The future clinical application of these findings is expected to aid earlier diagnosis of patients with AD, giving them and their caregivers time to plan for the future and access potential treatments for early symptom management. Implementing the new pre-analytical procedure and recommended storage conditions for handling fresh CSF samples is expected to reduce the variability of assay measurements and enable comparison of CSF biomarker levels between different laboratories, thus increasing the utility of CSF biomarkers in research and routine clinical practice [24].

This study had some limitations, such as the relatively small number of individuals enrolled, which suggests that the results should be confirmed in a wider population. The enrolled population was not randomly selected from the intended use population, but was based on the Swedish BioFINDER-2 study cohort. Thus, the results of this study may be biased due to the inclusion and exclusion criteria of the BioFINDER-2 study. However, the BioFINDER-2 study includes participants from secondary care specialized memory clinics, and therefore does not differ substantially from an intended use population. Additionally, the concordance of Aβ₄₂/Aβ₄₀ with amyloid PET visual reads was assessed using an early version of the Elecsys CSF Aβ₄₀ immunoassay and the acceptance criteria as well as the adjusted cutoff for the Aβ₄₂/Aβ₄₀ ratio were not pre-specified. Moreover, the objectives for the frozen sample analysis were limited to exploratory due to the low number of frozen samples available. The number of samples stored up to 8 weeks was small, suggesting that the results of the exploratory analysis under these storage conditions will need to be confirmed in a larger sample size.

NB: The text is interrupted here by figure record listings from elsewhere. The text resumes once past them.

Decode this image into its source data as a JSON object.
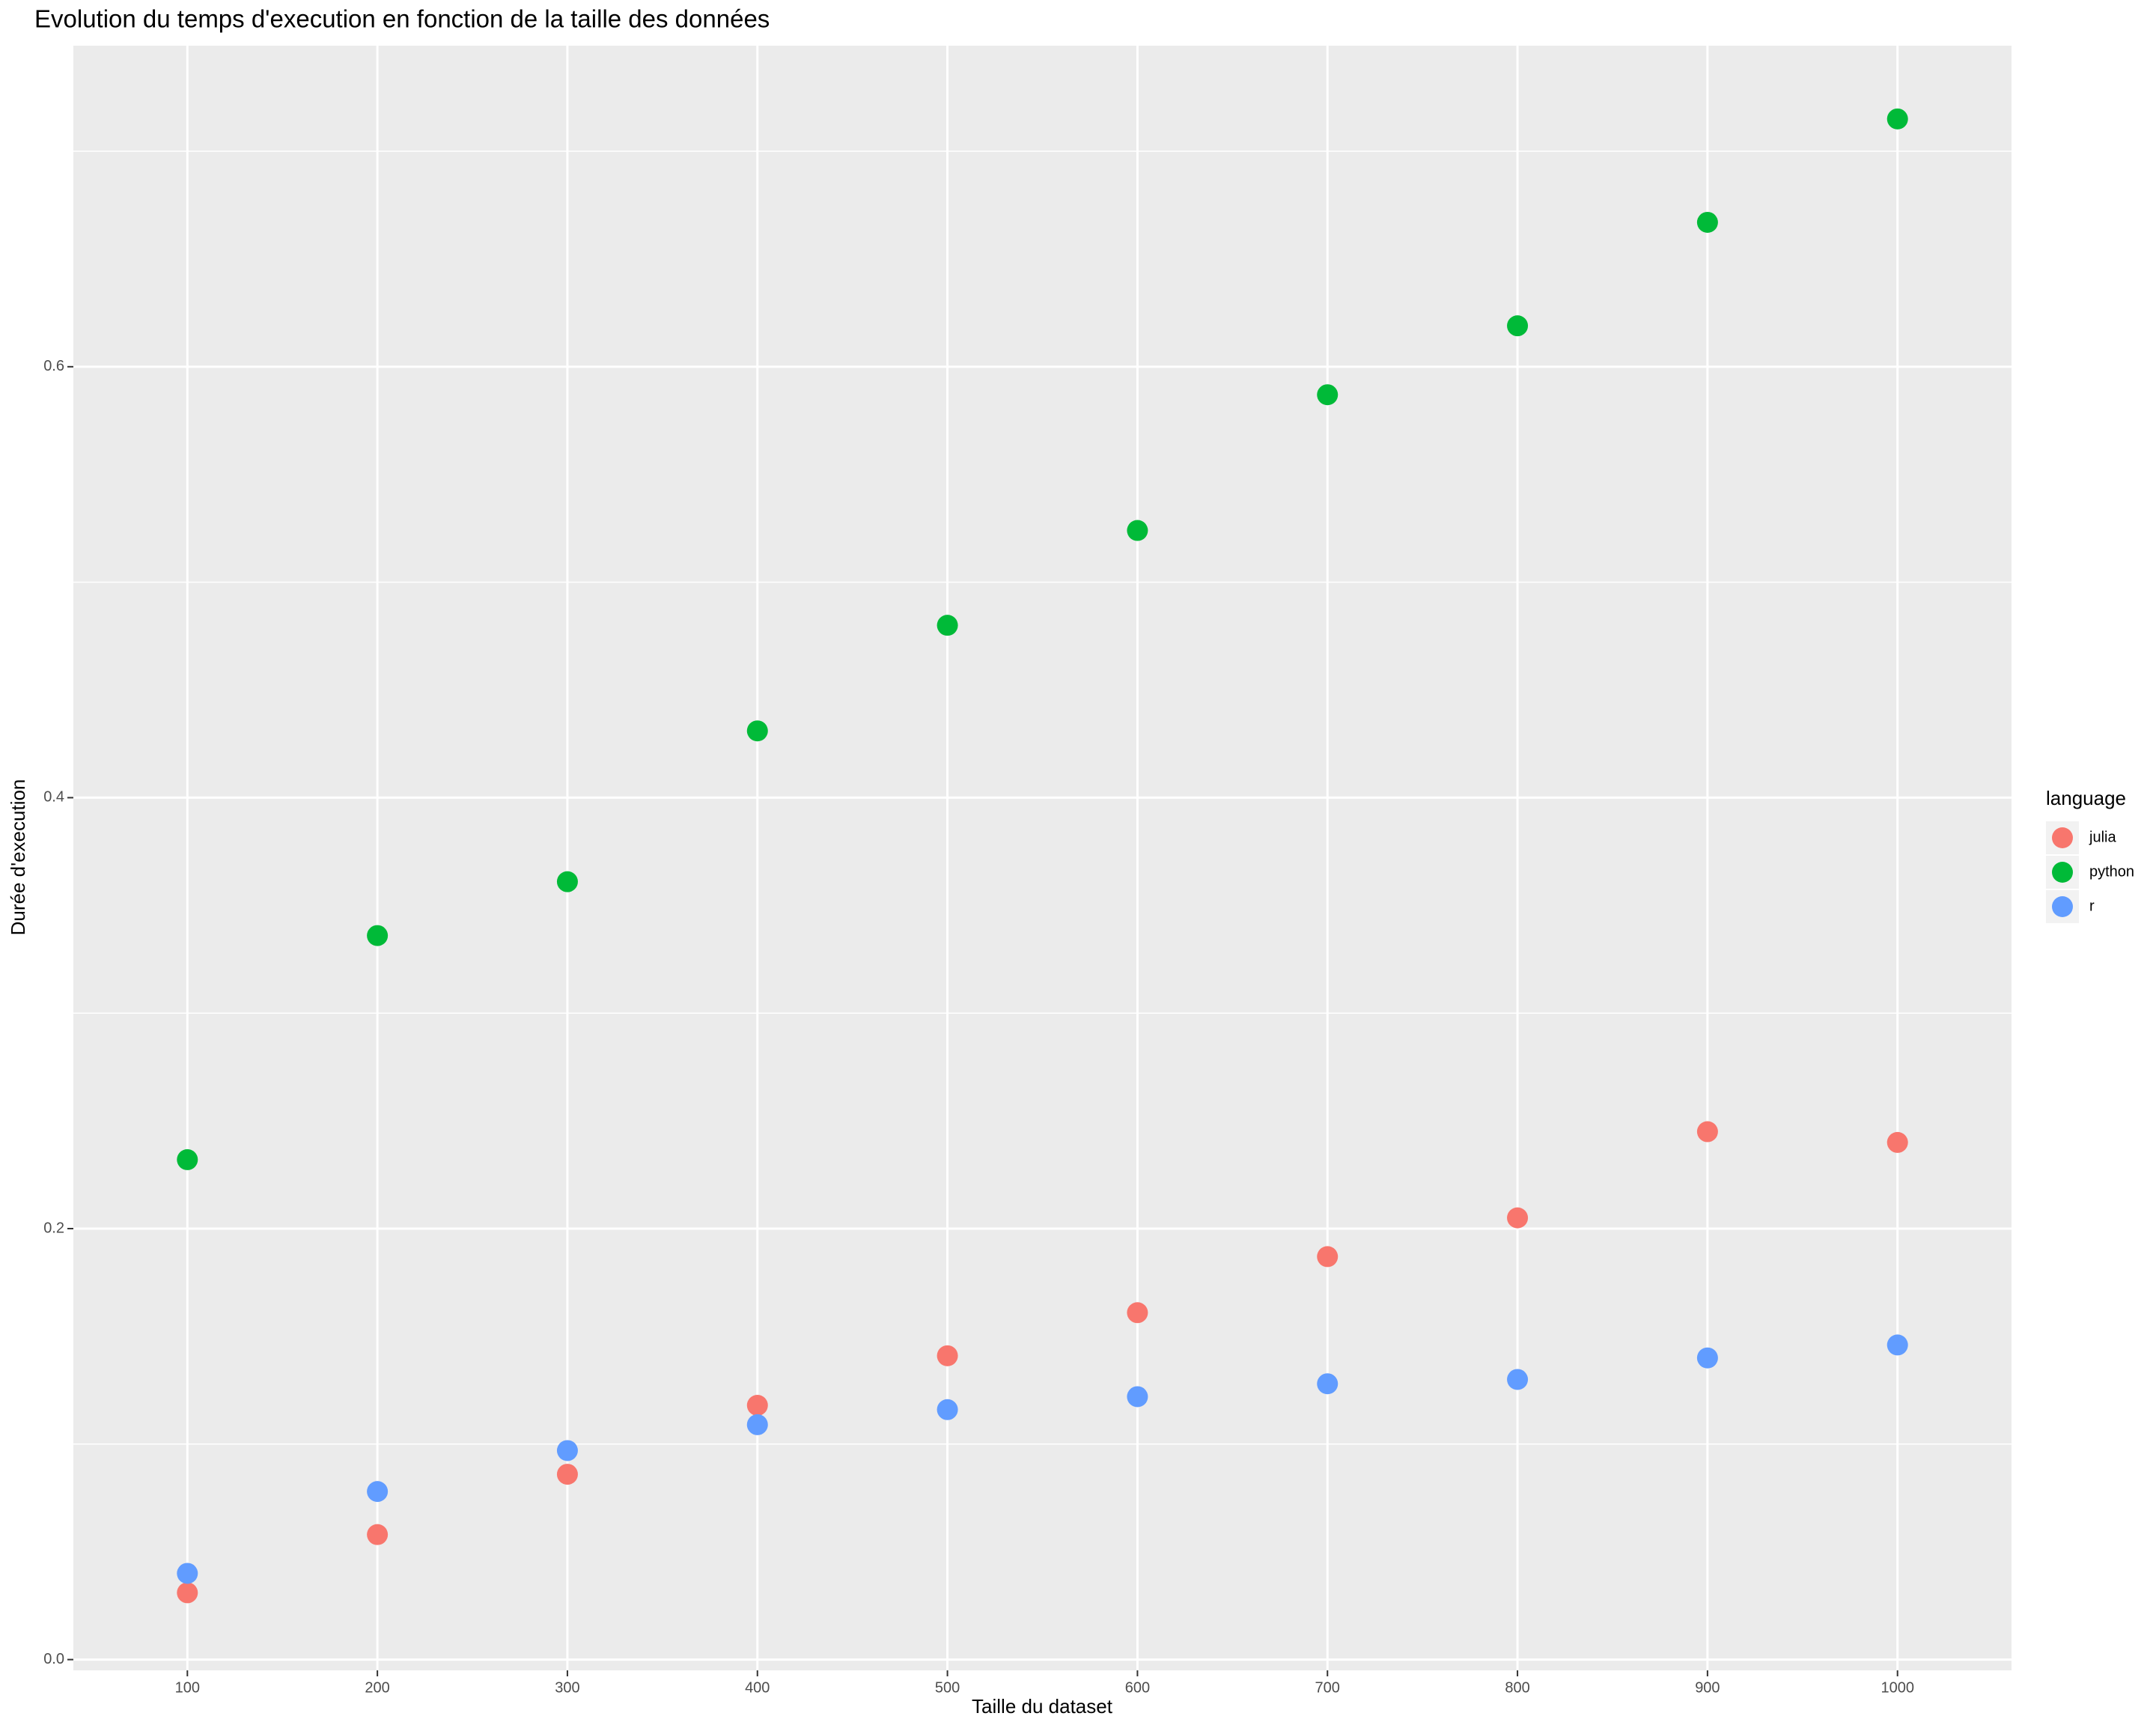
{
  "chart_data": {
    "type": "scatter",
    "title": "Evolution du temps d'execution en fonction de la taille des données",
    "x_label": "Taille du dataset",
    "y_label": "Durée d'execution",
    "legend_title": "language",
    "legend_position": "right",
    "x": [
      100,
      200,
      300,
      400,
      500,
      600,
      700,
      800,
      900,
      1000
    ],
    "series": [
      {
        "name": "julia",
        "color": "#f8766d",
        "values": [
          0.031,
          0.058,
          0.086,
          0.118,
          0.141,
          0.161,
          0.187,
          0.205,
          0.245,
          0.24
        ]
      },
      {
        "name": "python",
        "color": "#00ba38",
        "values": [
          0.232,
          0.336,
          0.361,
          0.431,
          0.48,
          0.524,
          0.587,
          0.619,
          0.667,
          0.715
        ]
      },
      {
        "name": "r",
        "color": "#619cff",
        "values": [
          0.04,
          0.078,
          0.097,
          0.109,
          0.116,
          0.122,
          0.128,
          0.13,
          0.14,
          0.146
        ]
      }
    ],
    "xlim": [
      40,
      1060
    ],
    "ylim": [
      -0.005,
      0.749
    ],
    "xticks": [
      100,
      200,
      300,
      400,
      500,
      600,
      700,
      800,
      900,
      1000
    ],
    "yticks": [
      {
        "value": 0,
        "label": "0.0"
      },
      0.2,
      0.4,
      0.6
    ],
    "y_minor_grid": [
      0.1,
      0.3,
      0.5,
      0.7
    ],
    "grid": true
  }
}
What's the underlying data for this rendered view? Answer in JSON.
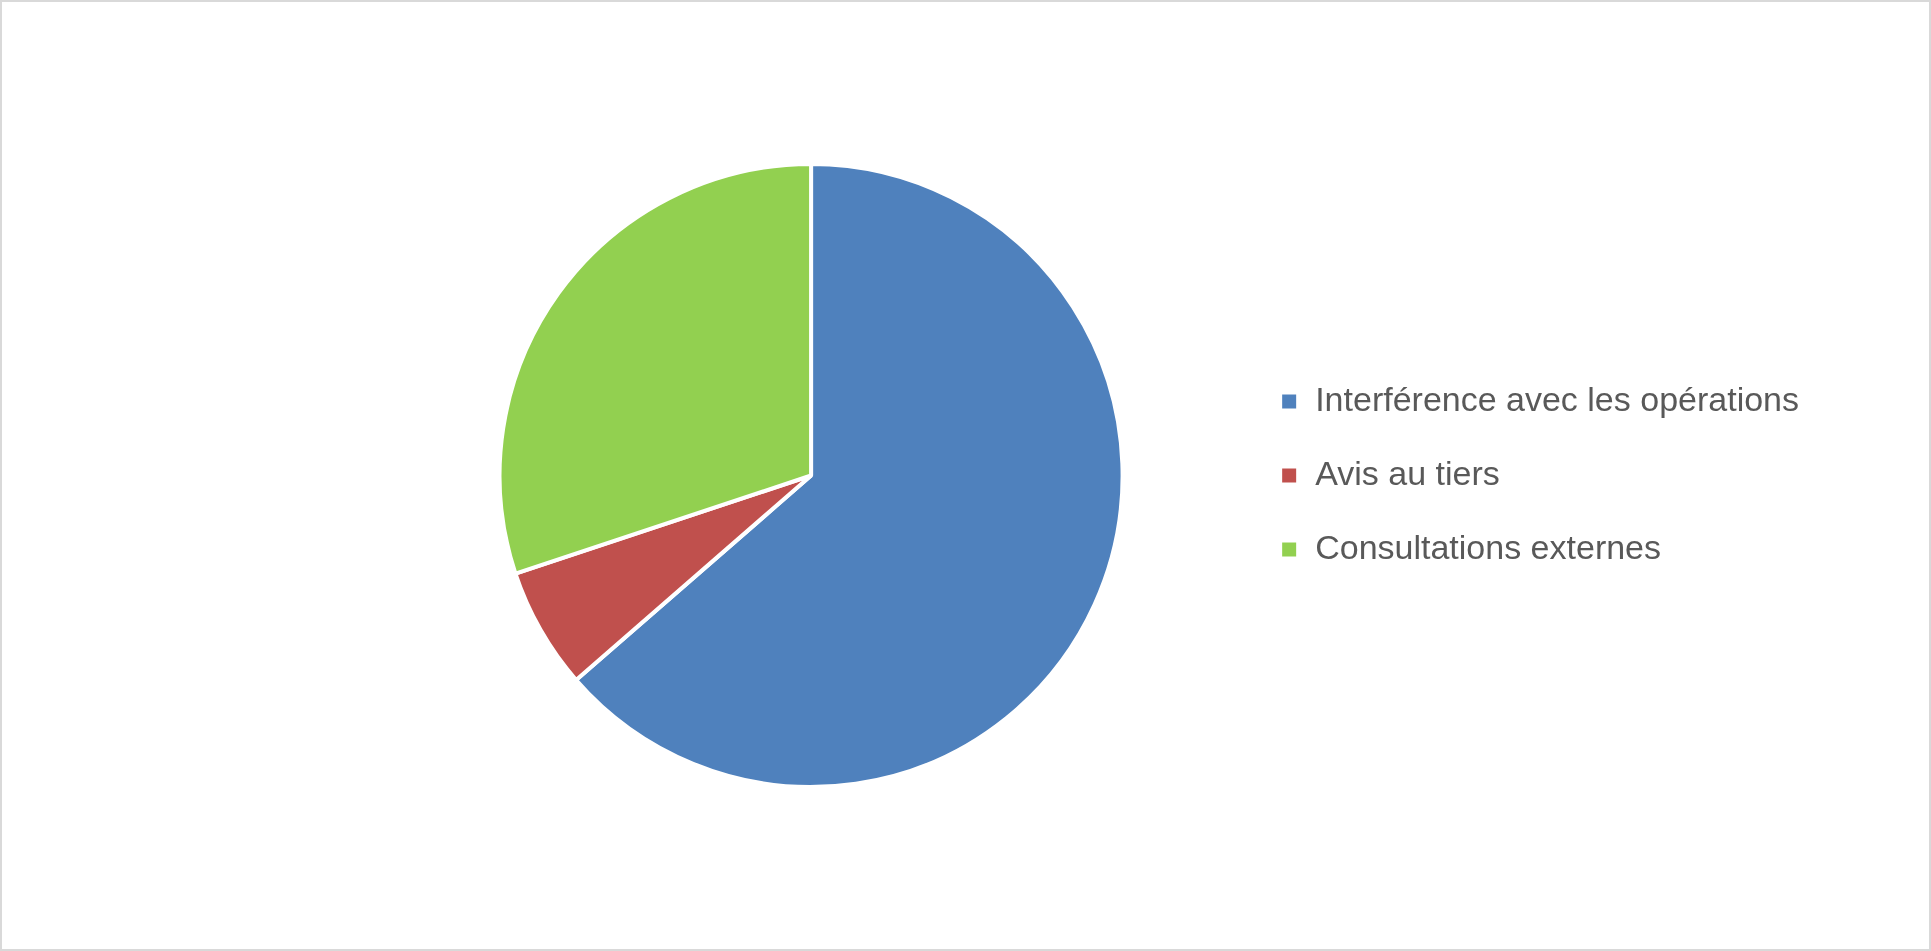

It is also worth noting that although the pTau/Aβ₄₂, tTau/Aβ₄₂, Aβ₄₂/Aβ₄₀ ratios and Aβ₄₂ alone can successfully identify individuals with positive amyloid PET results, their performance does not establish a diagnosis of AD or other cognitive disorder and cannot be used for predicting the development of dementia or other neurological conditions, or to monitor responses to therapies.

Conclusions

CSF biomarker status, determined by the pTau/Aβ₄₂, tTau/Aβ₄₂ and Aβ₄₂/Aβ₄₀ ratios and Aβ₄₂ alone in fresh CSF, is concordant with amyloid PET visual read status. All three ratios can be used to identify amyloid PET positivity in individuals with SCD/MCI with high sensitivity and specificity, and Αβ₄₂ alone can distinguish amyloid PET-positive individuals with high sensitivity. As a conservative approach, CSF samples should be stored at −20 °C for ≤8 weeks to maintain stability before testing. The new routine-use pre-analytical procedure and the updated Elecsys Aβ₄₂ Gen2, pTau and tTau CSF immunoassays could be used in clinical practice as alternatives to amyloid PET imaging to identify amyloid positivity in SCD/MCI individuals, thus contributing to the accurate and timely diagnosis of AD.